Sydney Kept Asking Questions
They explored clinical trial options. They debated alternative treatment plans. She underwent numerous procedures, multiple rounds of chemotherapy and radiation. She had a pleurodesis to treat the pleural effusions, but that wasn’t enough. She underwent the more aggressive pleurectomy to remove the cancerous lining around her lungs, but that wasn’t enough, either.
“I’m an independent, outspoken person, and that gave us an advantage,” she said. “I have too much to live for, and I certainly wasn’t ready to say ‘You win, mesothelioma.’ That would not have been me.”

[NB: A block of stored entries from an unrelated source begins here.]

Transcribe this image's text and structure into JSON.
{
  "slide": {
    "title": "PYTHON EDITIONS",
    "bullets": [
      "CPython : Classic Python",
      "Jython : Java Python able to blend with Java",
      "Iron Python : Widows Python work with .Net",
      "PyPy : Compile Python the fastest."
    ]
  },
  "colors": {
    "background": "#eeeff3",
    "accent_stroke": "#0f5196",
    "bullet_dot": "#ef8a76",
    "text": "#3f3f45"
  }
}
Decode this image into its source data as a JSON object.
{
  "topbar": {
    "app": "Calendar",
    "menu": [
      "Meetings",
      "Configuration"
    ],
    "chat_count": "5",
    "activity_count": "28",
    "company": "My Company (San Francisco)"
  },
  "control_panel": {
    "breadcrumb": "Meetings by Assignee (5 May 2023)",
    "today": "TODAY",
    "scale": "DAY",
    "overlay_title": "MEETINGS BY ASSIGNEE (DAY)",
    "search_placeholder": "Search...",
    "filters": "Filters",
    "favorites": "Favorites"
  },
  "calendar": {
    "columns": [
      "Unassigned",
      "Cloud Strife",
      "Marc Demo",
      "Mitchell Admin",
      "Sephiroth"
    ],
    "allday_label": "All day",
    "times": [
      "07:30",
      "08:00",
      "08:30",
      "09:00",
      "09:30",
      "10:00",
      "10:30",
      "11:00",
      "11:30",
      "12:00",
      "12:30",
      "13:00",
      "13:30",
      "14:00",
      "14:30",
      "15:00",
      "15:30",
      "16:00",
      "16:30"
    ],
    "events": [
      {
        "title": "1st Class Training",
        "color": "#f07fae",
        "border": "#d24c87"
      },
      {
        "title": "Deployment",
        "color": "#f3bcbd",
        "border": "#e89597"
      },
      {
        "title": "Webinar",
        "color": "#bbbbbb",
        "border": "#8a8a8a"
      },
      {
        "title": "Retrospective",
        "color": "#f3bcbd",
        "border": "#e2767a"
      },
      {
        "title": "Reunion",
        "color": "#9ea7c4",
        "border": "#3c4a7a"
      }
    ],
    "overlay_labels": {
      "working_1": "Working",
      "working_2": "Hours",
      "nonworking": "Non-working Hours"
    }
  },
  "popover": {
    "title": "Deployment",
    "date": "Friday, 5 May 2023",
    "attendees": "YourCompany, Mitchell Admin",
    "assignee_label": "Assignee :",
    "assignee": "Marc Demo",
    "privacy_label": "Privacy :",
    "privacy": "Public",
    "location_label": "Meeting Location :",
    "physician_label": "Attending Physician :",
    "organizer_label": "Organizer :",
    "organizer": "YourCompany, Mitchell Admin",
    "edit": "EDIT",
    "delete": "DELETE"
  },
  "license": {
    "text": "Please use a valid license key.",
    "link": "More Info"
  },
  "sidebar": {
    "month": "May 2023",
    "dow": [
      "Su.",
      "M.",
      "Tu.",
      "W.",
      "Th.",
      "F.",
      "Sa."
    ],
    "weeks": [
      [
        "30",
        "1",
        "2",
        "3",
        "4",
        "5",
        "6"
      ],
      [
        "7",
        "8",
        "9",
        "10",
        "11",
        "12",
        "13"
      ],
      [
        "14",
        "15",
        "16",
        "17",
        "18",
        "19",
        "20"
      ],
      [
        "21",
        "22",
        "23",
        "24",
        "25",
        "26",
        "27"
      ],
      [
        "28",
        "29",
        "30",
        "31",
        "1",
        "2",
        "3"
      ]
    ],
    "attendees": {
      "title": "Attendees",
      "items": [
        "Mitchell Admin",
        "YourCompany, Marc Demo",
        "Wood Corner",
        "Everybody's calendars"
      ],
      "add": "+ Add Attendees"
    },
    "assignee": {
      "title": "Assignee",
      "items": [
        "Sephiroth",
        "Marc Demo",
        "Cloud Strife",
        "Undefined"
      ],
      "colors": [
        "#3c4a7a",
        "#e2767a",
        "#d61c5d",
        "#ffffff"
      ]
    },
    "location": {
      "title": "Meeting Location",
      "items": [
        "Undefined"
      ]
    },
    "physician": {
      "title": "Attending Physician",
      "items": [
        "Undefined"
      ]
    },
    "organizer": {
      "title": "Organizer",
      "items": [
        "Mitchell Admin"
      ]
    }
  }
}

When the PET scan in November 2012 revealed more cancer, she underwent a pneumonectomy, the most aggressive surgery available to remove her entire right lung and a piece of her diaphragm.
But unlike most patients, she didn’t need the respirator after the surgery. She also pulled off the oxygen hose much quicker than most. She started walking sooner than anyone expected, wearing down a path in the hallway of the critical care unit. She checked herself out of the hospital early.

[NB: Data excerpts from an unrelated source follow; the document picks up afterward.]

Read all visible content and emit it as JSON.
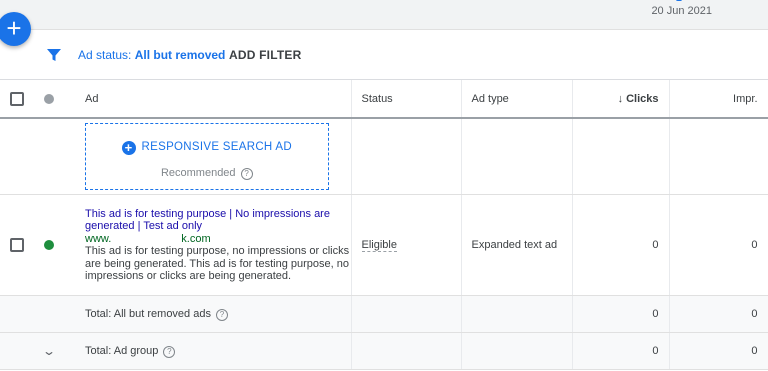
{
  "topbar": {
    "date": "20 Jun 2021"
  },
  "fab": {
    "label": "+"
  },
  "filter": {
    "prefix": "Ad status: ",
    "value": "All but removed",
    "add_label": "ADD FILTER"
  },
  "columns": {
    "ad": "Ad",
    "status": "Status",
    "ad_type": "Ad type",
    "clicks": "Clicks",
    "impr": "Impr."
  },
  "rsa": {
    "label": "RESPONSIVE SEARCH AD",
    "recommended": "Recommended"
  },
  "ad_row": {
    "headline": "This ad is for testing purpose | No impressions are generated | Test ad only",
    "url_start": "www.",
    "url_end": "k.com",
    "description": "This ad is for testing purpose, no impressions or clicks are being generated. This ad is for testing purpose, no impressions or clicks are being generated.",
    "status": "Eligible",
    "ad_type": "Expanded text ad",
    "clicks": "0",
    "impr": "0"
  },
  "totals": [
    {
      "label": "Total: All but removed ads",
      "clicks": "0",
      "impr": "0"
    },
    {
      "label": "Total: Ad group",
      "clicks": "0",
      "impr": "0"
    }
  ],
  "colors": {
    "accent": "#1a73e8",
    "headline": "#1a0dab",
    "url": "#006621",
    "status_green": "#1e8e3e"
  },
  "icons": [
    "plus-icon",
    "filter-icon",
    "checkbox-icon",
    "status-dot-icon",
    "add-circle-icon",
    "help-icon",
    "sort-down-arrow-icon",
    "chevron-down-icon"
  ]
}
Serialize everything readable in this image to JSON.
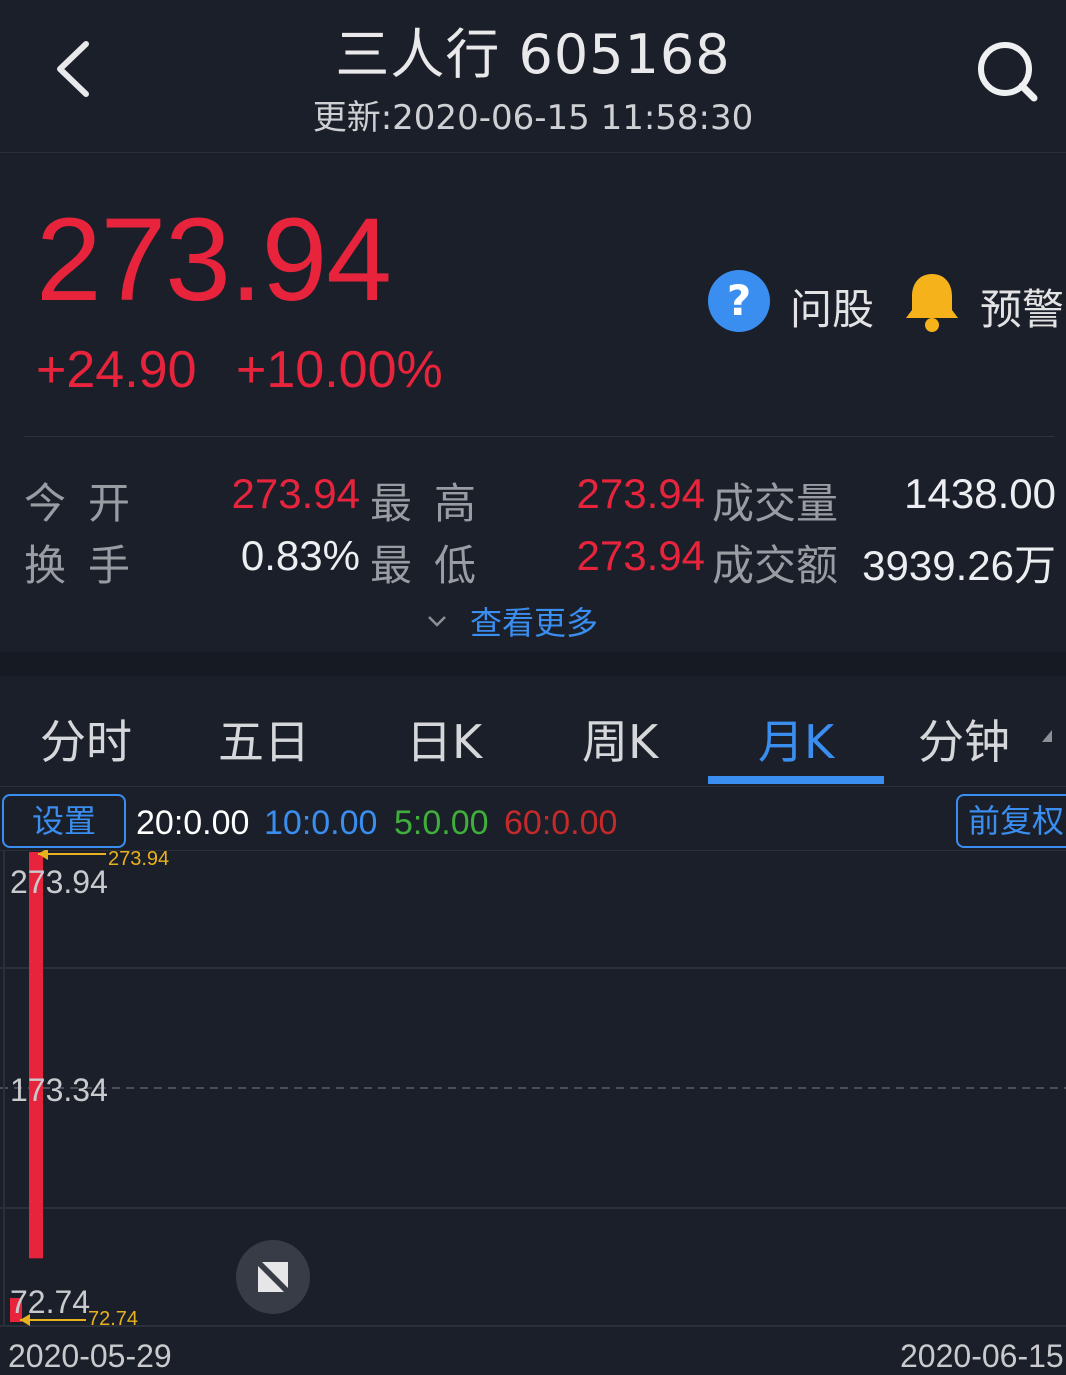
{
  "header": {
    "title": "三人行 605168",
    "updated": "更新:2020-06-15 11:58:30",
    "back_icon": "chevron-left-icon",
    "search_icon": "search-icon"
  },
  "quote": {
    "price": "273.94",
    "change": "+24.90",
    "change_pct": "+10.00%",
    "ask_label": "问股",
    "ask_icon": "question-circle-icon",
    "alert_label": "预警",
    "alert_icon": "bell-icon"
  },
  "stats": {
    "open_label": "今开",
    "open_value": "273.94",
    "turnover_label": "换手",
    "turnover_value": "0.83%",
    "high_label": "最高",
    "high_value": "273.94",
    "low_label": "最低",
    "low_value": "273.94",
    "volume_label": "成交量",
    "volume_value": "1438.00",
    "amount_label": "成交额",
    "amount_value": "3939.26万",
    "more_label": "查看更多"
  },
  "tabs": [
    {
      "label": "分时",
      "active": false
    },
    {
      "label": "五日",
      "active": false
    },
    {
      "label": "日K",
      "active": false
    },
    {
      "label": "周K",
      "active": false
    },
    {
      "label": "月K",
      "active": true
    },
    {
      "label": "分钟",
      "active": false
    }
  ],
  "indicators": {
    "settings_label": "设置",
    "ma20": "20:0.00",
    "ma10": "10:0.00",
    "ma5": "5:0.00",
    "ma60": "60:0.00",
    "adjust_label": "前复权",
    "colors": {
      "ma20": "#ffffff",
      "ma10": "#3a8ef0",
      "ma5": "#3fae3a",
      "ma60": "#c42a2a"
    }
  },
  "chart_data": {
    "type": "candlestick",
    "y_ticks": [
      "273.94",
      "173.34",
      "72.74"
    ],
    "ylim": [
      72.74,
      273.94
    ],
    "x_labels": [
      "2020-05-29",
      "2020-06-15"
    ],
    "max_marker": "273.94",
    "min_marker": "72.74",
    "candles": [
      {
        "open": 72.74,
        "close": 83.0,
        "high": 83.0,
        "low": 72.74
      },
      {
        "open": 273.94,
        "close": 100.0,
        "high": 273.94,
        "low": 100.0
      }
    ],
    "grid": true,
    "colors": {
      "up": "#e8243d",
      "grid": "#2b2f39",
      "marker": "#e8b21e"
    }
  }
}
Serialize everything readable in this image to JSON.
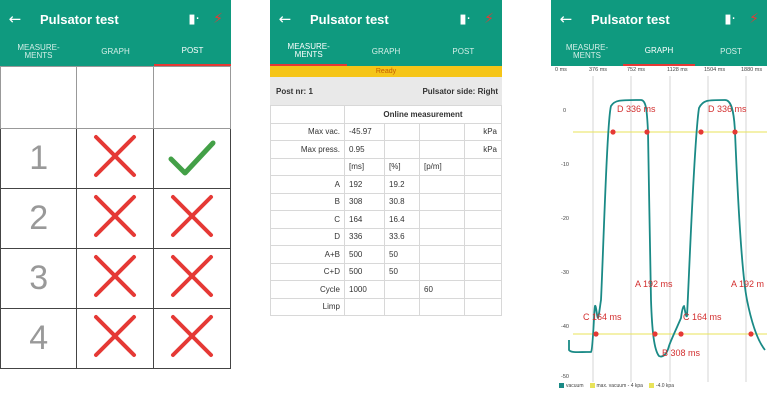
{
  "app": {
    "title": "Pulsator test",
    "back_icon": "arrow-left-icon",
    "bluetooth_icon": "bluetooth-device-icon",
    "power_icon": "lightning-bolt-icon"
  },
  "tabs": [
    {
      "label": "MEASURE-\nMENTS"
    },
    {
      "label": "GRAPH"
    },
    {
      "label": "POST"
    }
  ],
  "colors": {
    "accent": "#0f9a7f",
    "tab_indicator": "#e53935",
    "ready": "#f5c518",
    "curve": "#1a8a86",
    "threshold": "#e8e35a",
    "marker": "#e53935"
  },
  "post_grid": {
    "rows": [
      {
        "number": "1",
        "results": [
          "fail",
          "pass"
        ]
      },
      {
        "number": "2",
        "results": [
          "fail",
          "fail"
        ]
      },
      {
        "number": "3",
        "results": [
          "fail",
          "fail"
        ]
      },
      {
        "number": "4",
        "results": [
          "fail",
          "fail"
        ]
      }
    ]
  },
  "measurements": {
    "status": "Ready",
    "post_nr": "Post nr: 1",
    "pulsator_side": "Pulsator side: Right",
    "section_title": "Online measurement",
    "max_vac": {
      "label": "Max vac.",
      "value": "-45.97",
      "unit": "kPa"
    },
    "max_press": {
      "label": "Max press.",
      "value": "0.95",
      "unit": "kPa"
    },
    "columns": [
      "[ms]",
      "[%]",
      "[p/m]"
    ],
    "rows": [
      {
        "label": "A",
        "ms": "192",
        "pct": "19.2",
        "pm": ""
      },
      {
        "label": "B",
        "ms": "308",
        "pct": "30.8",
        "pm": ""
      },
      {
        "label": "C",
        "ms": "164",
        "pct": "16.4",
        "pm": ""
      },
      {
        "label": "D",
        "ms": "336",
        "pct": "33.6",
        "pm": ""
      },
      {
        "label": "A+B",
        "ms": "500",
        "pct": "50",
        "pm": ""
      },
      {
        "label": "C+D",
        "ms": "500",
        "pct": "50",
        "pm": ""
      },
      {
        "label": "Cycle",
        "ms": "1000",
        "pct": "",
        "pm": "60"
      },
      {
        "label": "Limp",
        "ms": "",
        "pct": "",
        "pm": ""
      }
    ]
  },
  "graph": {
    "x_ticks": [
      "0 ms",
      "376 ms",
      "752 ms",
      "1128 ms",
      "1504 ms",
      "1880 ms"
    ],
    "y_ticks": [
      "0",
      "-10",
      "-20",
      "-30",
      "-40",
      "-50"
    ],
    "phase_labels": [
      "D 336 ms",
      "D 336 ms",
      "A 192 ms",
      "A 192 m",
      "C 164 ms",
      "C 164 ms",
      "B 308 ms"
    ],
    "legend": [
      "vacuum",
      "max. vacuum - 4 kpa",
      "-4.0 kpa"
    ]
  }
}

That was seven months ago. She has now passed the two-year survival mark.
Attacking the Mesothelioma
“We’ve attacked this monster (mesothelioma) with every resource we could find,” Sydney said. “I really feel like we’re striking a blow against mesothelioma. At the start, we really debated about doing all this because I did not want to become a burden to my family.”
Instead, she has become an inspiration to many.
Before mesothelioma, Sydney led an especially active lifestyle. She played softball with the grandkids. She cut the grass — with a push mower. She hiked, and she biked. She had a workout routine of a considerably younger woman.
“One of my grandkids said to me after the last surgery, ‘That’s OK, Grandma. I like dominoes, too. We can all slow down,'” she said. “We don’t talk gloom and doom. I heard enough of that before. We talk about how great the next day can be. We humor each other, too.”
Grandchildren Inspire Her
One of her grandchildren saw the large lump on her back in March, complications from a broken wire inside of her after surgery, and told her it looked like a golf ball. He asked about painting a face on it, along with adding a bow.
Another grandchild researched an experimental study at Rice University, where cancer tumors were being destroyed with the help of magnets that could better target the bad cells. She didn’t have the heart to tell him it wouldn’t work with mesothelioma.
She has one grandchild active in student ministries at Texas A&M, another playing football at the United States Air Force Academy, and a third training to be a veterinarian at Texas Tech. Two others already graduated and became teachers.
“I want to live long enough to see what all the grandkids grow up to become,” she said. “I know now that people can survive and have a good life after surgery. When people tell me, it’s terrible what I’ve been through, I tell them, ‘No, it’s not. I’m still alive.’ And I like the new normal. I’m lucky that mine was caught early enough. “
No Giving Up
Sydney has been close to cancer before. Her father died of lung cancer at age 58. Her brother died of lung cancer, too, in 2008. The siblings grew up in Texas City, Texas, where the nearby chemical plants and shipyards — both filled with asbestos products — are the likely reason for the high rate of respiratory issues among residents for decades.
She never worked closely with asbestos, which is the primary cause of mesothelioma cancer, but she believes the secondhand exposure caused the cancer. And she has nothing but praise for the medical care she received in Houston, particularly from noted surgeon Kamal Khalil, M.D., and oncologist Gury Doshi, M.D.
“It’s bad enough to get this, and it changes things, but it doesn’t have to be the death sentence a lot of people think this is,” she said. “I’d advise others to push the envelope looking for answers. I know if it comes back, my doctors have a few more things they can try. I’ll fight this thing forever.”